Planned Parenthood North Central States, which offers the procedure in Minnesota, Iowa and Nebraska, is telling its patients that they must take both pills in the regimen in a state that allows abortions. The two pills that make up the regimen, mifepristone and misoprostol, must generally be taken 24-48 hours apart.
Alabama Attorney General Steve Marshall’s office said it is reviewing whether it will prosecute individuals or groups helping fund or otherwise aid women traveling to out-of-state abortion clinics. Yellowhammer Fund, an Alabama-based group that helps low income women cover abortion and travel costs, said it is temporarily stopping operations because of the lack of clarity under the state law.
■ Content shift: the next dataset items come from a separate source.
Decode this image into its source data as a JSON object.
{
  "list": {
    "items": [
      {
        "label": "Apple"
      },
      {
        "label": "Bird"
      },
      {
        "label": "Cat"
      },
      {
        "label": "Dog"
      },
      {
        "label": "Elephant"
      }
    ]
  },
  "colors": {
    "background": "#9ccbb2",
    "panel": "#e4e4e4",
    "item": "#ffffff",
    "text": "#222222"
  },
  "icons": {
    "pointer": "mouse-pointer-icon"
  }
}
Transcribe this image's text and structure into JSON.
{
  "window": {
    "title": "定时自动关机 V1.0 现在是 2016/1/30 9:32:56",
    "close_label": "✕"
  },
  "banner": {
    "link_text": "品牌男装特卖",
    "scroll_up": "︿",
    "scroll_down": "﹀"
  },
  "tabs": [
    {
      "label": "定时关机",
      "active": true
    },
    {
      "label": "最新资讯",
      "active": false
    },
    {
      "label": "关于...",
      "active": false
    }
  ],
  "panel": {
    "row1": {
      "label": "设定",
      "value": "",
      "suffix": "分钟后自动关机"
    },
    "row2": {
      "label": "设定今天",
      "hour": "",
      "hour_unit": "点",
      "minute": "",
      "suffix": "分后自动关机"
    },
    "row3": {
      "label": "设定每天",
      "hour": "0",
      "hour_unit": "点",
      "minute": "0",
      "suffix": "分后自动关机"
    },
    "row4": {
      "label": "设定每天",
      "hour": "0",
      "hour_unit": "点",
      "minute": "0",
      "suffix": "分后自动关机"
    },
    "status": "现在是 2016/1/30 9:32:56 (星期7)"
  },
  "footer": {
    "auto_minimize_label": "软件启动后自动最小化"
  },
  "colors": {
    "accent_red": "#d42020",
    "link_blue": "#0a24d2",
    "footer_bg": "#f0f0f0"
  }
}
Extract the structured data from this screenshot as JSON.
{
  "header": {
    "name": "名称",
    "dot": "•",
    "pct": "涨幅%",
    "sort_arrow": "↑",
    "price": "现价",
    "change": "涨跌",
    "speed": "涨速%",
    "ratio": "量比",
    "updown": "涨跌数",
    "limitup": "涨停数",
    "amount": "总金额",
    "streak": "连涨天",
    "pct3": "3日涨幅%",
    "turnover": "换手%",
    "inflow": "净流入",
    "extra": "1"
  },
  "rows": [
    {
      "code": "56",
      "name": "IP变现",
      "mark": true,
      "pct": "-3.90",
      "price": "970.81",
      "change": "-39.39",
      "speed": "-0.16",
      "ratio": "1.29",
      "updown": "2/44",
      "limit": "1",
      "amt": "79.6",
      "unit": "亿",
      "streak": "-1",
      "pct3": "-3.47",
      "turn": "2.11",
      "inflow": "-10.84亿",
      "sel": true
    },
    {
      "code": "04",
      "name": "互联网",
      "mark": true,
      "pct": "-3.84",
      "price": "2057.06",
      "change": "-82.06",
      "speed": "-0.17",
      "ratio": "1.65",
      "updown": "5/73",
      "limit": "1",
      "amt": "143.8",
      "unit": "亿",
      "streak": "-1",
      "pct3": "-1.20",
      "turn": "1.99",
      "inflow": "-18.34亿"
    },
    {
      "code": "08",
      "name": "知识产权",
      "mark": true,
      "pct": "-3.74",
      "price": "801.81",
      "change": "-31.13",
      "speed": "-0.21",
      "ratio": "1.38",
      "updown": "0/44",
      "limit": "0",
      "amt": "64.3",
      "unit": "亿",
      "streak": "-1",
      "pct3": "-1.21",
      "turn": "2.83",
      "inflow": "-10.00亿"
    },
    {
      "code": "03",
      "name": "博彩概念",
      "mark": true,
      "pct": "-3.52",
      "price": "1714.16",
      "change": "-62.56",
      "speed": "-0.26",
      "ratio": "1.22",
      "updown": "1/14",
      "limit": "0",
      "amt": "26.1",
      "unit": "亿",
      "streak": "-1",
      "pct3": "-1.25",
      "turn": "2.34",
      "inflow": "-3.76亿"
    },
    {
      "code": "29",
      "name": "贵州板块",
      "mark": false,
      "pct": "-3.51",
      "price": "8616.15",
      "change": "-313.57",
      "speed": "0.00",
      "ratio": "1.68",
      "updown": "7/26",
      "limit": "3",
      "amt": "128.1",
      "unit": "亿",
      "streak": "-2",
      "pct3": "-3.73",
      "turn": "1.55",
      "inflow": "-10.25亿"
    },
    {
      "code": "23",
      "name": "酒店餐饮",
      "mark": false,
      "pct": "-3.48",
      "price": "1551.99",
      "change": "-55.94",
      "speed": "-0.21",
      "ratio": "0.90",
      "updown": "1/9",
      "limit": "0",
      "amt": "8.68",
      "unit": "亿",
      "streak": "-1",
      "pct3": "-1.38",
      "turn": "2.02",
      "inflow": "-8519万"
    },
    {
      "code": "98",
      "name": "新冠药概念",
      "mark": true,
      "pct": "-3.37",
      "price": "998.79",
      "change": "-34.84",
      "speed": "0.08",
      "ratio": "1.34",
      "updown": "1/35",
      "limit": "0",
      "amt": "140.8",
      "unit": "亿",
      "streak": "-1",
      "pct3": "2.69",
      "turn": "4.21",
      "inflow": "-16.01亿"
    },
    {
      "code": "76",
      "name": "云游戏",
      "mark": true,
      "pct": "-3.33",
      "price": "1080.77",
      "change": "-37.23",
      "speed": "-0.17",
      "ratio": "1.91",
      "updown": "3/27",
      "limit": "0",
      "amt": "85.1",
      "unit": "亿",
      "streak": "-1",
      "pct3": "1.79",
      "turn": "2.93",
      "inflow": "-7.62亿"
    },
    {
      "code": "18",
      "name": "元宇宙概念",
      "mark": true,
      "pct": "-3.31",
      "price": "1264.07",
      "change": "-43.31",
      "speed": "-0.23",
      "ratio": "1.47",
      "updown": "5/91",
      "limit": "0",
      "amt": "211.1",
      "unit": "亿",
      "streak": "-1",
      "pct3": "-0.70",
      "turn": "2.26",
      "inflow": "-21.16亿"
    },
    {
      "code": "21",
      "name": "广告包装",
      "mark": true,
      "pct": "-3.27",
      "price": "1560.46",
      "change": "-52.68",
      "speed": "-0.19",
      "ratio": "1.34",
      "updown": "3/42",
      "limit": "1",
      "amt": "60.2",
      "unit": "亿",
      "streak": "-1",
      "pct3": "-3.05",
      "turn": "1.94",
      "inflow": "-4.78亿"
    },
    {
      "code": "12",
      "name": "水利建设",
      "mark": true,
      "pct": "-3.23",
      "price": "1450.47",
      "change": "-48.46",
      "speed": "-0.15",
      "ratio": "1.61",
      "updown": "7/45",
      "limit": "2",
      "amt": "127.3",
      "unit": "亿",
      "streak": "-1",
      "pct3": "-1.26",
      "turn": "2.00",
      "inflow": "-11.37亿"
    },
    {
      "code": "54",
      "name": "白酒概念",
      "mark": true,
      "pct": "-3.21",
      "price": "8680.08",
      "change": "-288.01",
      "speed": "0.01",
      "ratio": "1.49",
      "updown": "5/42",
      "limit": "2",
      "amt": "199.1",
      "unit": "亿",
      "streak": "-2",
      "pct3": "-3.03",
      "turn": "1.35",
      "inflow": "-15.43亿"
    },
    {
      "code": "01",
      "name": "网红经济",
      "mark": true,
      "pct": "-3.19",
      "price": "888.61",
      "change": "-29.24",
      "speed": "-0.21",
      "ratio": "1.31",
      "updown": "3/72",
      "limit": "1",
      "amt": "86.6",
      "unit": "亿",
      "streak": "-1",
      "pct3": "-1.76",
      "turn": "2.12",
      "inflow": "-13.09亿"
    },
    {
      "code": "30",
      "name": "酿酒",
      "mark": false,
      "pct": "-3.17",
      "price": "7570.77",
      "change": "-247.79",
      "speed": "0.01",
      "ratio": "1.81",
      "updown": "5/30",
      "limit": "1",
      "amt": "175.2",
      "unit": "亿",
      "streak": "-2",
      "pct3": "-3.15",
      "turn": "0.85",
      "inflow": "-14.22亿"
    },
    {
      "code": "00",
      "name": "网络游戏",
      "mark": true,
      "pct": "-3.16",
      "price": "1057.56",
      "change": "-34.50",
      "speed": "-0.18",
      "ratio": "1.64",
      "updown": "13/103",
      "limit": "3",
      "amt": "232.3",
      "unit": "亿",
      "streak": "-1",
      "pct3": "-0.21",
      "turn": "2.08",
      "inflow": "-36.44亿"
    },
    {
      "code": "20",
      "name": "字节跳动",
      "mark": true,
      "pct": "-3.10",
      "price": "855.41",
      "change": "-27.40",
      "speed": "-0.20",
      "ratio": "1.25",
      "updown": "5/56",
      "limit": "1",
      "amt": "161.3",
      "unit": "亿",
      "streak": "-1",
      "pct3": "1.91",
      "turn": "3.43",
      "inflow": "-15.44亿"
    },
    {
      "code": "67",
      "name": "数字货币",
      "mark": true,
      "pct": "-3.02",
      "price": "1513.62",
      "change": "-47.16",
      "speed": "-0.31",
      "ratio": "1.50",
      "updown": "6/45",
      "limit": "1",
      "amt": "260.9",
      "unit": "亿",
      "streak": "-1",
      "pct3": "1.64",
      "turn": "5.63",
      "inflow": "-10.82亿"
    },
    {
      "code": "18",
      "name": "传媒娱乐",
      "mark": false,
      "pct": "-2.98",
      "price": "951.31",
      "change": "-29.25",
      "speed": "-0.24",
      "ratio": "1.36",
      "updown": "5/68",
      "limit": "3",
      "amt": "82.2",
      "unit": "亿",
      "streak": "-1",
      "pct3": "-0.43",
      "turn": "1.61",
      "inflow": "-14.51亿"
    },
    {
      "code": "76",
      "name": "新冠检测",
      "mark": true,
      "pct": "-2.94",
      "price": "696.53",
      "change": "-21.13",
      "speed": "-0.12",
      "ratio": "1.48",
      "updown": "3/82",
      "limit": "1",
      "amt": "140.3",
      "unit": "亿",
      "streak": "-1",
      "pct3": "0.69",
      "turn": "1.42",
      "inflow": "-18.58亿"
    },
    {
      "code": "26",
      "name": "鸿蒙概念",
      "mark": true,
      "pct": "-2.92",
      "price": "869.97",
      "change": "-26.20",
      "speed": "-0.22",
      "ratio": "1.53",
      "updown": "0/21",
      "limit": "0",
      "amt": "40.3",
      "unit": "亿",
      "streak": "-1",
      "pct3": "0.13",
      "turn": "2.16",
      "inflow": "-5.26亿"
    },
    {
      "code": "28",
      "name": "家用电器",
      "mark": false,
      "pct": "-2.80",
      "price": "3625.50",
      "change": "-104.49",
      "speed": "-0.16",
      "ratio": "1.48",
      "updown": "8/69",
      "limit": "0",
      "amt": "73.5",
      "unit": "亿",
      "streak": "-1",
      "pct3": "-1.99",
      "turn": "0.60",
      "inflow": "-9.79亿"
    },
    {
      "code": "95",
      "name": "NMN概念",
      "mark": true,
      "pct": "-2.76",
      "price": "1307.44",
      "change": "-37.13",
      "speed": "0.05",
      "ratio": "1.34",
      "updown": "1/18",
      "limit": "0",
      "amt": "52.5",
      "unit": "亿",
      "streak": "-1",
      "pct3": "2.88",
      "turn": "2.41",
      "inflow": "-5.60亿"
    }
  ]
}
The barbarous implications of criminalizing abortion are already being seen across the United States. According to the Indianapolis Star Tribune, just days after the U.S. Supreme Court removed constitutional protections for abortion, Dr. Caitlin Bernard, an Indianapolis obstetrician-gynecologist, reported that a 10-year-old rape victim was forced to travel from Ohio to receive medical attention.
Many American women have rushed to delete period tracking apps from their cellphones out of fear that the data collected by the apps could be used against them in future civil or criminal cases in states where abortion is illegal.
The Democrats, having done nothing to protect abortion rights, are merely seeking to exploit the devastating attack on democratic rights and women’s health to garner votes for the November midterm elections.
Meanwhile, Trump’s fascistic following has been emboldened by the Supreme Court’s series of reactionary rulings, including the decision to strike down a New York law restricting gun carrying. Far-right vigilantes such as the Proud Boys have intervened at numerous protests against the court’s decision, attempting to intimidate protesters by openly carrying firearms.